In einem Schreiben vom 30. 9. 2019 an die Präsidien aller staatlichen Hochschulen in Bayern, welches dem ADAWIS vorliegt, stellt der Minister mit Blick auf die Dauer des Gesetzgebungsverfahrens diesen „anheim, bereits im Vorgriff auf die beabsichtigte Gesetzesänderung fremdsprachige Studiengänge auch im grundständigen Bereich einzuführen“. Da jedoch Fremdsprachenkenntnisse mangels Rechtsgrundlage nicht als Zulassungsvoraussetzung verlangt werden könnten, müsse „bis zur Gesetzesänderung auf die Selbsteinschätzung der Studienbewerberinnen und –bewerber vertraut werden“.

Da die Novelle des Hochschulgesetzes noch lange nicht verabschiedet ist, hat der ADAWIS bei allen bayerischen Hochschulleitungen angefragt, ob sie dem Vorschlag des Ministers jetzt schon folgen werden. Interessanterweise zeigte sich, dass gerade Fachhochschulen und unter diesen eher diejenigen, welche an peripheren Standorten angesiedelt sind, die Pläne des Ministers begierig aufgreifen. Mehr Informationen zu der verfassungsrechtlichen Problematik von Studiengängen, die nicht mehr in der Landessprache studiert werden können, finden Sie hier.

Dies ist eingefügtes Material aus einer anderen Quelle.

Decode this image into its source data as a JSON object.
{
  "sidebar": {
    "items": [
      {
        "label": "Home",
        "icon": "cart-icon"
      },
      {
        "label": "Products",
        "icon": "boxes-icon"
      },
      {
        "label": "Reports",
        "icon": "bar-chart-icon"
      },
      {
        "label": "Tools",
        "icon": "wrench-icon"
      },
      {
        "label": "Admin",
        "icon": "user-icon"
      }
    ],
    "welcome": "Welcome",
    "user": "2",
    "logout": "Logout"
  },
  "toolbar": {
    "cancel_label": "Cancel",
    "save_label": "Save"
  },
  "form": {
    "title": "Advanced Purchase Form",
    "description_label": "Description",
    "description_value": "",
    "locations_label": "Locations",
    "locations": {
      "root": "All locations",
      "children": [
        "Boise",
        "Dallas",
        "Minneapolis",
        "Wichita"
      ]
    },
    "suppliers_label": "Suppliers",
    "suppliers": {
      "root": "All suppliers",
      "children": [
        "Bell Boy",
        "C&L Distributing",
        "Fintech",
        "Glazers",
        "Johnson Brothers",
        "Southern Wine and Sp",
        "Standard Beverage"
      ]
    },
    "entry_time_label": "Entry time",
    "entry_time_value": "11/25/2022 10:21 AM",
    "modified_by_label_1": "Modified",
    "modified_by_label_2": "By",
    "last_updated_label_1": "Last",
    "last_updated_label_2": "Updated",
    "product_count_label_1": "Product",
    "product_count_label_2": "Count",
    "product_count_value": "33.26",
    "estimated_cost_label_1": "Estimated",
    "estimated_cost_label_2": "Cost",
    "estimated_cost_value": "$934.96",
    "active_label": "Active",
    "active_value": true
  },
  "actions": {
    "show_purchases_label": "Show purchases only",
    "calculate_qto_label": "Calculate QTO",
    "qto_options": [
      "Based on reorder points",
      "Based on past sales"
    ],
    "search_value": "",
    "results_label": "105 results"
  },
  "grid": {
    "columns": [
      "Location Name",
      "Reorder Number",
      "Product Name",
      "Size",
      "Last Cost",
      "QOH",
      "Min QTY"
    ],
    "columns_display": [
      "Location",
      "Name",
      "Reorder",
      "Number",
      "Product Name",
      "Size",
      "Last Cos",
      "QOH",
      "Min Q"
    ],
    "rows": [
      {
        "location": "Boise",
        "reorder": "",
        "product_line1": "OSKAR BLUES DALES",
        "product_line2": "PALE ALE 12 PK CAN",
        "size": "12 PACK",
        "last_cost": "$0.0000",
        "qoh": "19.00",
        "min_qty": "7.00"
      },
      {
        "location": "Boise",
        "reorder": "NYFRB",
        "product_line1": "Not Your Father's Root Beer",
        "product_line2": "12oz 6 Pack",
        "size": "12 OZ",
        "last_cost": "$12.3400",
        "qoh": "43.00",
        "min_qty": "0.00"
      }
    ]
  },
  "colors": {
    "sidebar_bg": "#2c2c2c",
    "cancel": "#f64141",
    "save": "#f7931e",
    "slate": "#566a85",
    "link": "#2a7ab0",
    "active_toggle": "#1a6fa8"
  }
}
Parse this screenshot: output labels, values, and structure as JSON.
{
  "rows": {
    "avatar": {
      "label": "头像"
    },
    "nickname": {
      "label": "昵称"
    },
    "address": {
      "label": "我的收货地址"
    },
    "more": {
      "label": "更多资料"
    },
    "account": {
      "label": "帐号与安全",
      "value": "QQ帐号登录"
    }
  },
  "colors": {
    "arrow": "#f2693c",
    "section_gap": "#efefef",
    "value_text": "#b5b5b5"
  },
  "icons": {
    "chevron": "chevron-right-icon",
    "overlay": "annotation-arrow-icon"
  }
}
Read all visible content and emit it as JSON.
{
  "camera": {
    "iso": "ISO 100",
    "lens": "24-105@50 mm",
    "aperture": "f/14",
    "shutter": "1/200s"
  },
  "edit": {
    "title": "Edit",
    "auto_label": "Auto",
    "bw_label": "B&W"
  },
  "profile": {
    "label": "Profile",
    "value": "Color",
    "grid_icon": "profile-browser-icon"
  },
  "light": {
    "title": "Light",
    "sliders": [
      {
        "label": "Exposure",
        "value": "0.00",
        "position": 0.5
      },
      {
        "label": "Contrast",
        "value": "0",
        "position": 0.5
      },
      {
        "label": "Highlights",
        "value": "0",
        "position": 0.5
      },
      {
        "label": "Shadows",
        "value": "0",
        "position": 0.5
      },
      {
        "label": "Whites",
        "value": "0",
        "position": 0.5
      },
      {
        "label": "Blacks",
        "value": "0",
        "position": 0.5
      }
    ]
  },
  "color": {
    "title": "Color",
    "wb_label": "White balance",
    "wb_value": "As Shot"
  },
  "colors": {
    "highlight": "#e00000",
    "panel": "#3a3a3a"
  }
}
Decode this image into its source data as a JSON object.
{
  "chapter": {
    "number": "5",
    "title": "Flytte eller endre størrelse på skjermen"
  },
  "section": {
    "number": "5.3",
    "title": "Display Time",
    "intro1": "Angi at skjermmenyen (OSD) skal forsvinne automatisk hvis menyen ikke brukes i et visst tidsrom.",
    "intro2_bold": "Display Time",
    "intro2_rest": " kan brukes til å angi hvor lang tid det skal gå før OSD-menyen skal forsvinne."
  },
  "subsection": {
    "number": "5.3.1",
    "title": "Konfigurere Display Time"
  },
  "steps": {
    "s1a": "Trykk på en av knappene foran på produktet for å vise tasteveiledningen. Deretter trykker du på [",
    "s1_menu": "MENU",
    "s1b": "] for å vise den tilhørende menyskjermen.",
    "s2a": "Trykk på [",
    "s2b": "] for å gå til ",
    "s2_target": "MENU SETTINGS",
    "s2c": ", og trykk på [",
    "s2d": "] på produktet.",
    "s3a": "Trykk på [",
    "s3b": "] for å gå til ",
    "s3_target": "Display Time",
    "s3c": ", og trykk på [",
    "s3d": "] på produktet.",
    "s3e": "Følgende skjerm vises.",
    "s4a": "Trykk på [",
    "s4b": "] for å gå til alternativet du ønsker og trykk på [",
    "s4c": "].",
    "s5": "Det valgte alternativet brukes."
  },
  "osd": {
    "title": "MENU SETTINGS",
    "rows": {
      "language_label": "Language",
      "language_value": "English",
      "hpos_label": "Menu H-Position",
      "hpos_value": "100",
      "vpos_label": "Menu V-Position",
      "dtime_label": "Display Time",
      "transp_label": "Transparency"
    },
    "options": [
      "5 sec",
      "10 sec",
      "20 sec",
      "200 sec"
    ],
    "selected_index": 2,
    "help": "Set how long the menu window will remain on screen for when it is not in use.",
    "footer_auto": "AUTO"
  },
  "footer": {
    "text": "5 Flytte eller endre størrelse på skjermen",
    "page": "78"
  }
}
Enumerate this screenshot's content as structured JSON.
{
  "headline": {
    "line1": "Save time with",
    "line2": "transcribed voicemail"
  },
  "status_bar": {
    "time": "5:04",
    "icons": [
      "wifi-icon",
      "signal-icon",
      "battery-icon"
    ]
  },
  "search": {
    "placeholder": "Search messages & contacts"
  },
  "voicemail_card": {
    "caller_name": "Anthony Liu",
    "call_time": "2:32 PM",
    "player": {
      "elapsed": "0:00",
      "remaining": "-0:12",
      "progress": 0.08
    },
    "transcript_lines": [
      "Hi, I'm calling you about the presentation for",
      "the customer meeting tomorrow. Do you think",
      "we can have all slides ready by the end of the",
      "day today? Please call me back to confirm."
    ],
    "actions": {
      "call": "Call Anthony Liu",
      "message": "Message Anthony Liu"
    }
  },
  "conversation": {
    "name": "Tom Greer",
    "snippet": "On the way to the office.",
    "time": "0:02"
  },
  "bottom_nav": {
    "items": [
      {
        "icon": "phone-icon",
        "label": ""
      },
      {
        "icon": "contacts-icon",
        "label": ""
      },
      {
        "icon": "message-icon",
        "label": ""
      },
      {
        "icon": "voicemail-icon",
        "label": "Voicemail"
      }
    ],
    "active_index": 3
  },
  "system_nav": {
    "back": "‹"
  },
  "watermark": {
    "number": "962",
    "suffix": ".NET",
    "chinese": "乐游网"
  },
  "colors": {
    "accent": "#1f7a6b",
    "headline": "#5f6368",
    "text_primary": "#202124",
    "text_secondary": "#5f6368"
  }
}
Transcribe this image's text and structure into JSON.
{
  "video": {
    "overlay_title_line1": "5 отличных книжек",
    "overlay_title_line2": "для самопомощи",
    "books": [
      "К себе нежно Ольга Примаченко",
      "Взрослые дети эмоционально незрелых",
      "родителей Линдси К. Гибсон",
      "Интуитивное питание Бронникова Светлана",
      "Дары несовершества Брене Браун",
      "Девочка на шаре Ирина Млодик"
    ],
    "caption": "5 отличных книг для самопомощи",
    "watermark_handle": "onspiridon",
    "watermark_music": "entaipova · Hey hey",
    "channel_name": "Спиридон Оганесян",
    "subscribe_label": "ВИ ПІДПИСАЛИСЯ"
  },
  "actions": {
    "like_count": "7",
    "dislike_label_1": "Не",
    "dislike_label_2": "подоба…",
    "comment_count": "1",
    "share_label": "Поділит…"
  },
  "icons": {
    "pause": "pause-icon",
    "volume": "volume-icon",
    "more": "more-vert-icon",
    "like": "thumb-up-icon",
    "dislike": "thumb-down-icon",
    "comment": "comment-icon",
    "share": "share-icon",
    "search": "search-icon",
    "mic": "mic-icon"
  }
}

Allerdings scheinen sich im Landtag Bedenken gegen die Pläne zu formieren. Dieser forderte die bayerische Staatsregierung laut Landtagsdrucksache 18/8462 vom 17. 6. 2020 dazu auf, mit der Novelle des Hochschulgesetzes dafür zu sorgen, dass Deutsch als Wissenschafts- und Verkehrssprache in allen Studiengängen weiterhin (oder erneut) gebührend und verpflichtend Beachtung findet. Die entsprechende Beschlussvorlage vom 22. 4. 2020 hatte der Ausschuss für Wissenschaft und Kunst des bayerischen Landtages mit den Stimmen von CSU, SPD, B90/Grünen und der Freien Wähler, jedoch gegen die der AfD, in den Landtag eingebracht; die FDP hatte sich im Ausschuss enthalten.